Manado (29/01) - Kantor Wilayah Kementerian Hukum Sulawesi Utara melalui Divisi Peraturan Perundang-undangan dan Pembinaan Hukum melaksanakan kegiatan pengharmonisasian, pembulatan, dan pemantapan konsepsi Rancangan Peraturan Daerah Kabupaten Bolaang Mongondow tentang Perubahan atas Peraturan Daerah Nomor 14 Tahun 2016 tentang Pembentukan dan Susunan Perangkat Daerah Kabupaten Bolaang Mongondow.
Kegiatan tersebut dibuka oleh Kepala Kantor Wilayah Kementerian Hukum Sulawesi Utara, Hendrik Pagiling, didampingi Kepala Divisi Peraturan Perundang-undangan dan Pembinaan Hukum, Apri Listiyanto.

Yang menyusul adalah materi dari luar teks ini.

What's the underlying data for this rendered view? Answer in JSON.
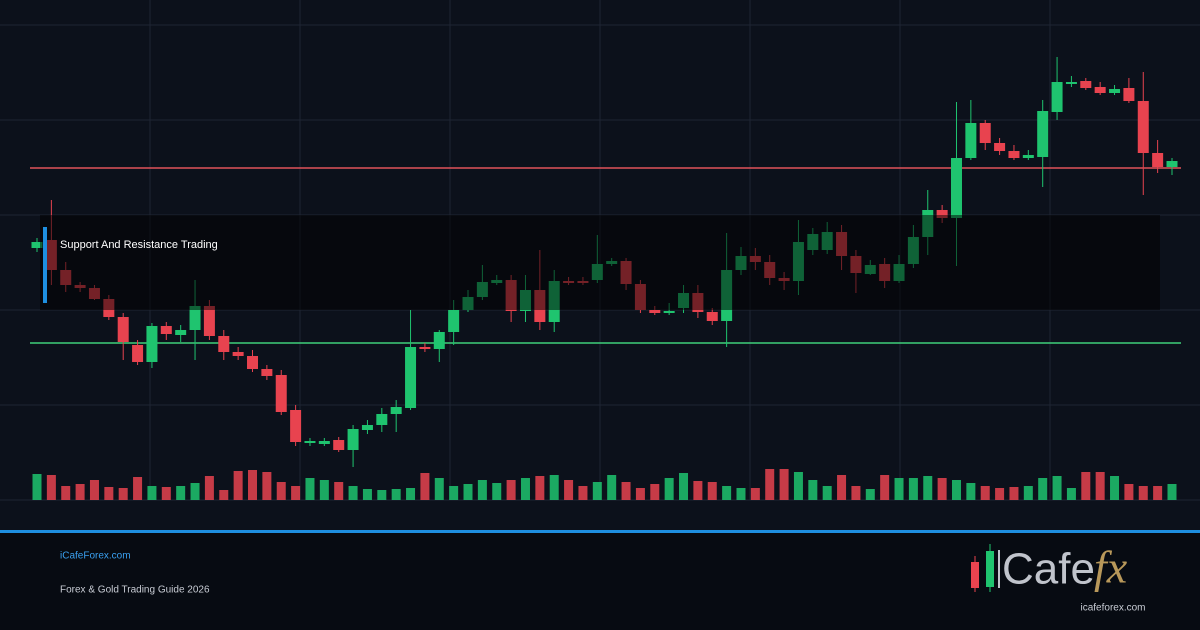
{
  "chart_data": {
    "type": "candlestick",
    "label": "Support And Resistance Trading",
    "open": [
      252,
      260,
      230,
      215,
      212,
      201,
      183,
      155,
      138,
      174,
      165,
      170,
      194,
      164,
      148,
      144,
      131,
      125,
      90,
      57,
      56,
      60,
      50,
      70,
      75,
      86,
      92,
      153,
      151,
      168,
      190,
      203,
      217,
      220,
      189,
      210,
      178,
      219,
      219,
      220,
      236,
      239,
      216,
      190,
      187,
      192,
      207,
      188,
      179,
      230,
      244,
      238,
      222,
      219,
      250,
      250,
      268,
      244,
      226,
      236,
      219,
      236,
      263,
      290,
      282,
      342,
      377,
      357,
      349,
      342,
      343,
      388,
      416,
      419,
      413,
      407,
      412,
      399,
      347,
      333
    ],
    "high": [
      262,
      300,
      238,
      218,
      215,
      205,
      187,
      160,
      177,
      178,
      175,
      220,
      200,
      170,
      153,
      150,
      135,
      130,
      95,
      62,
      62,
      63,
      75,
      80,
      92,
      100,
      190,
      157,
      170,
      200,
      210,
      235,
      225,
      225,
      225,
      250,
      230,
      223,
      223,
      265,
      242,
      242,
      220,
      194,
      197,
      215,
      215,
      192,
      267,
      253,
      252,
      245,
      228,
      280,
      272,
      278,
      275,
      250,
      240,
      242,
      245,
      275,
      310,
      295,
      398,
      400,
      380,
      362,
      355,
      350,
      400,
      443,
      424,
      422,
      418,
      415,
      422,
      428,
      360,
      342
    ],
    "low": [
      248,
      215,
      208,
      208,
      200,
      180,
      140,
      135,
      132,
      160,
      158,
      140,
      160,
      140,
      140,
      128,
      120,
      85,
      54,
      54,
      54,
      48,
      33,
      66,
      68,
      68,
      90,
      148,
      138,
      155,
      188,
      200,
      215,
      178,
      178,
      170,
      168,
      215,
      215,
      217,
      234,
      210,
      187,
      185,
      185,
      187,
      182,
      175,
      153,
      225,
      230,
      215,
      210,
      205,
      245,
      246,
      230,
      207,
      225,
      212,
      217,
      232,
      245,
      277,
      234,
      340,
      350,
      345,
      340,
      340,
      313,
      380,
      413,
      410,
      405,
      405,
      397,
      305,
      327,
      325
    ],
    "close": [
      258,
      230,
      215,
      212,
      201,
      183,
      158,
      138,
      174,
      166,
      170,
      194,
      164,
      148,
      144,
      131,
      124,
      88,
      58,
      59,
      59,
      50,
      71,
      75,
      86,
      93,
      153,
      151,
      168,
      190,
      203,
      218,
      220,
      189,
      210,
      178,
      219,
      217,
      217,
      236,
      239,
      216,
      190,
      187,
      189,
      207,
      188,
      179,
      230,
      244,
      238,
      222,
      219,
      258,
      266,
      268,
      244,
      227,
      235,
      219,
      236,
      263,
      290,
      282,
      342,
      377,
      357,
      349,
      342,
      345,
      389,
      418,
      418,
      412,
      407,
      411,
      399,
      347,
      333,
      339
    ],
    "volume": [
      26,
      25,
      14,
      16,
      20,
      13,
      12,
      23,
      14,
      13,
      14,
      17,
      24,
      10,
      29,
      30,
      28,
      18,
      14,
      22,
      20,
      18,
      14,
      11,
      10,
      11,
      12,
      27,
      22,
      14,
      16,
      20,
      17,
      20,
      22,
      24,
      25,
      20,
      14,
      18,
      25,
      18,
      12,
      16,
      22,
      27,
      19,
      18,
      14,
      12,
      12,
      31,
      31,
      28,
      20,
      14,
      25,
      14,
      11,
      25,
      22,
      22,
      24,
      22,
      20,
      17,
      14,
      12,
      13,
      14,
      22,
      24,
      12,
      28,
      28,
      24,
      16,
      14,
      14,
      16
    ],
    "ylim": [
      0,
      500
    ],
    "vlim": [
      0,
      100
    ],
    "up_color": "#1fc46f",
    "down_color": "#e8434f",
    "levels": [
      {
        "value": 332,
        "color": "#e0525a"
      },
      {
        "value": 157,
        "color": "#3ecf7a"
      }
    ]
  },
  "footer": {
    "site": "iCafeForex.com",
    "subtitle": "Forex & Gold Trading Guide 2026"
  },
  "logo": {
    "word": "Cafe",
    "accent": "fx",
    "url": "icafeforex.com"
  }
}
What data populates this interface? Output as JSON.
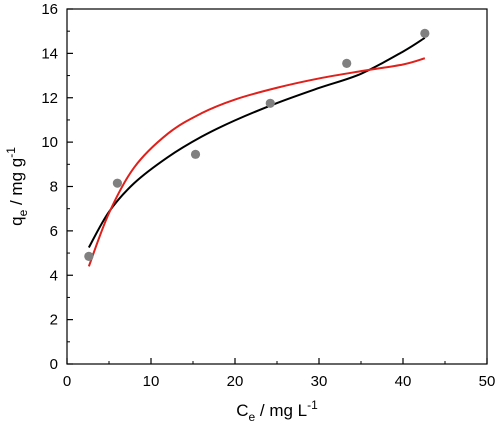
{
  "chart_data": {
    "type": "scatter",
    "xlabel": {
      "main": "C",
      "sub": "e",
      "rest": " / mg L",
      "sup": "-1"
    },
    "ylabel": {
      "main": "q",
      "sub": "e",
      "rest": " / mg g",
      "sup": "-1"
    },
    "xlim": [
      0,
      50
    ],
    "ylim": [
      0,
      16
    ],
    "xticks": [
      "0",
      "10",
      "20",
      "30",
      "40",
      "50"
    ],
    "yticks": [
      "0",
      "2",
      "4",
      "6",
      "8",
      "10",
      "12",
      "14",
      "16"
    ],
    "grid": false,
    "legend": "none",
    "series": [
      {
        "kind": "points",
        "color": "#808080",
        "x": [
          2.6,
          6.0,
          15.3,
          24.2,
          33.3,
          42.6
        ],
        "y": [
          4.85,
          8.15,
          9.45,
          11.75,
          13.55,
          14.9
        ]
      },
      {
        "kind": "curve",
        "color": "#000000",
        "x": [
          2.6,
          5,
          8,
          12,
          16,
          20,
          25,
          30,
          35,
          40,
          42.6
        ],
        "y": [
          5.25,
          6.86,
          8.15,
          9.32,
          10.24,
          10.98,
          11.76,
          12.44,
          13.08,
          14.08,
          14.7
        ]
      },
      {
        "kind": "curve",
        "color": "#e0201b",
        "x": [
          2.6,
          5,
          8,
          12,
          16,
          20,
          25,
          30,
          35,
          40,
          42.6
        ],
        "y": [
          4.4,
          6.8,
          8.86,
          10.38,
          11.3,
          11.92,
          12.45,
          12.87,
          13.2,
          13.5,
          13.78
        ]
      }
    ]
  }
}
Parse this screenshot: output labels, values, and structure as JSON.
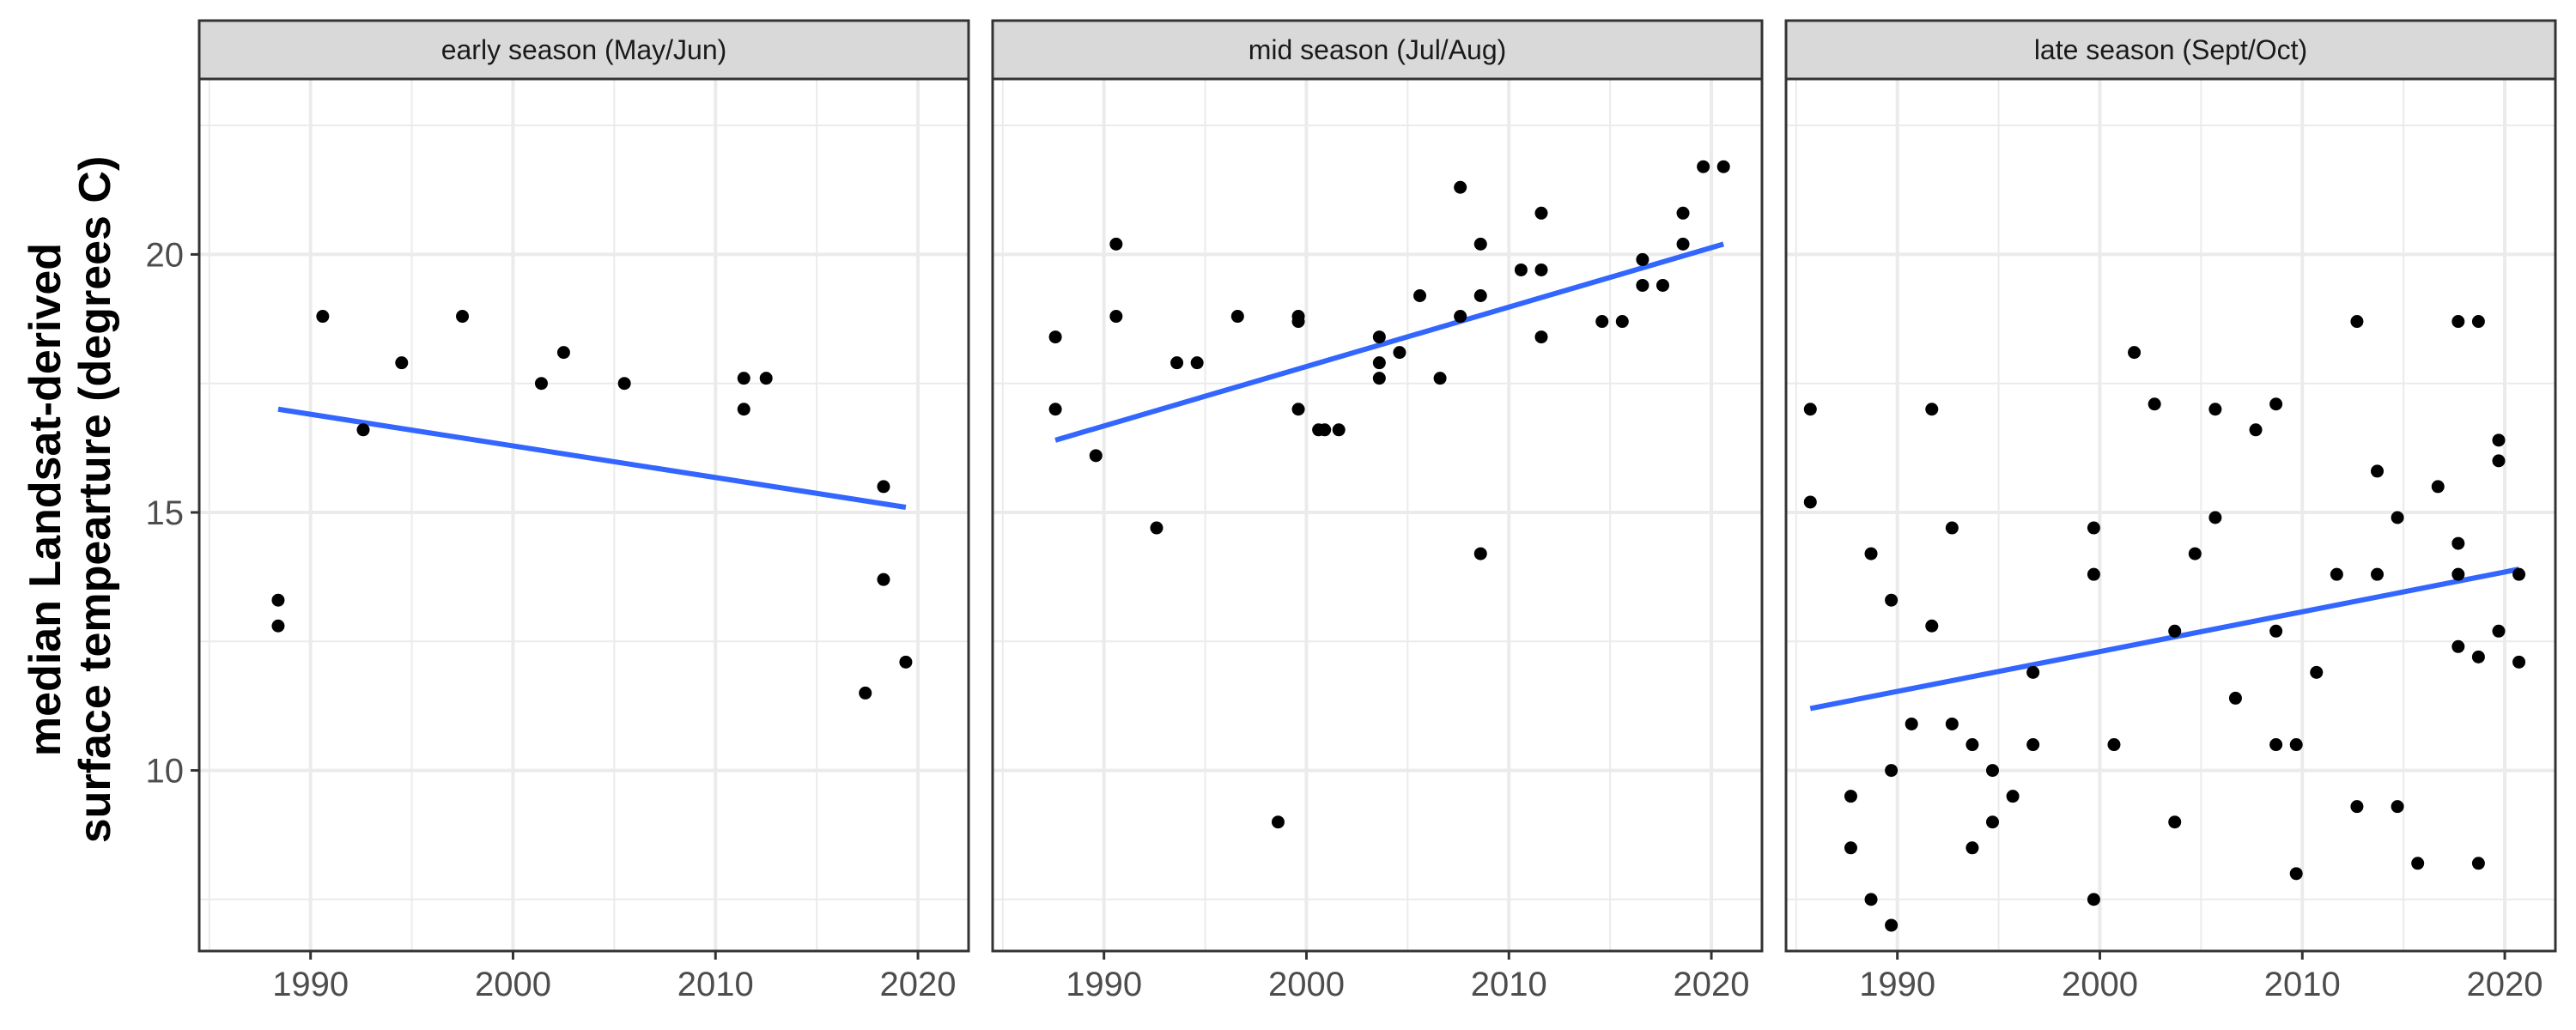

Rapat diikuti oleh Tim Harmonisasi II Perancang Peraturan Perundang-undangan Kantor Wilayah Kementerian Hukum Sulawesi Utara yang dipimpin oleh Perancang Peraturan Perundang-undangan Ahli Madya Arther Moniung bersama anggota tim. Dari Pemerintah Daerah Kabupaten Bolaang Mongondow, hadir Wakil Bupati Dony Lumenta, didampingi Pelaksana Tugas Kepala Bagian Hukum Adrian Oday, beserta jajaran terkait.
Dalam sambutannya, Kepala Kantor Wilayah menyampaikan apresiasi atas sinergi dan kerja sama Pemerintah Daerah Kabupaten Bolaang Mongondow dalam proses pengharmonisasian rancangan Peraturan Daerah. Ia menegaskan bahwa peran aktif Tim Perancang sangat penting untuk memastikan rancangan regulasi selaras dengan peraturan perundang-undangan yang lebih tinggi serta dapat diimplementasikan secara efektif.

Lebih lanjut, Kepala Kantor Wilayah menekankan pentingnya keterlibatan pimpinan tinggi daerah dalam proses harmonisasi sebagai bagian dari upaya menjamin kualitas regulasi daerah. Pada kesempatan yang sama, ia juga mendorong Pemerintah Daerah untuk menginisiasi pembentukan Peraturan Daerah yang berkaitan dengan Kekayaan Intelektual guna mendukung potensi dan daya saing daerah.
Selain itu, Kepala Kantor Wilayah turut menyampaikan program pelatihan paralegal dalam rangka penguatan Pos Bantuan Hukum Desa (Posbankumdes), serta mengharapkan dukungan dan kolaborasi Pemerintah Daerah Kabupaten Bolaang Mongondow dalam pelaksanaannya.

Sementara itu, Wakil Bupati Kabupaten Bolaang Mongondow menyampaikan bahwa pengembangan kelembagaan daerah merupakan bagian penting dalam penyelenggaraan otonomi daerah yang luas, nyata, dan bertanggung jawab. Hal tersebut dilakukan dengan tetap memperhatikan prinsip demokrasi, partisipasi masyarakat, pemerataan, dan keadilan, serta potensi dan keanekaragaman daerah, guna meningkatkan kualitas pelayanan publik kepada masyarakat.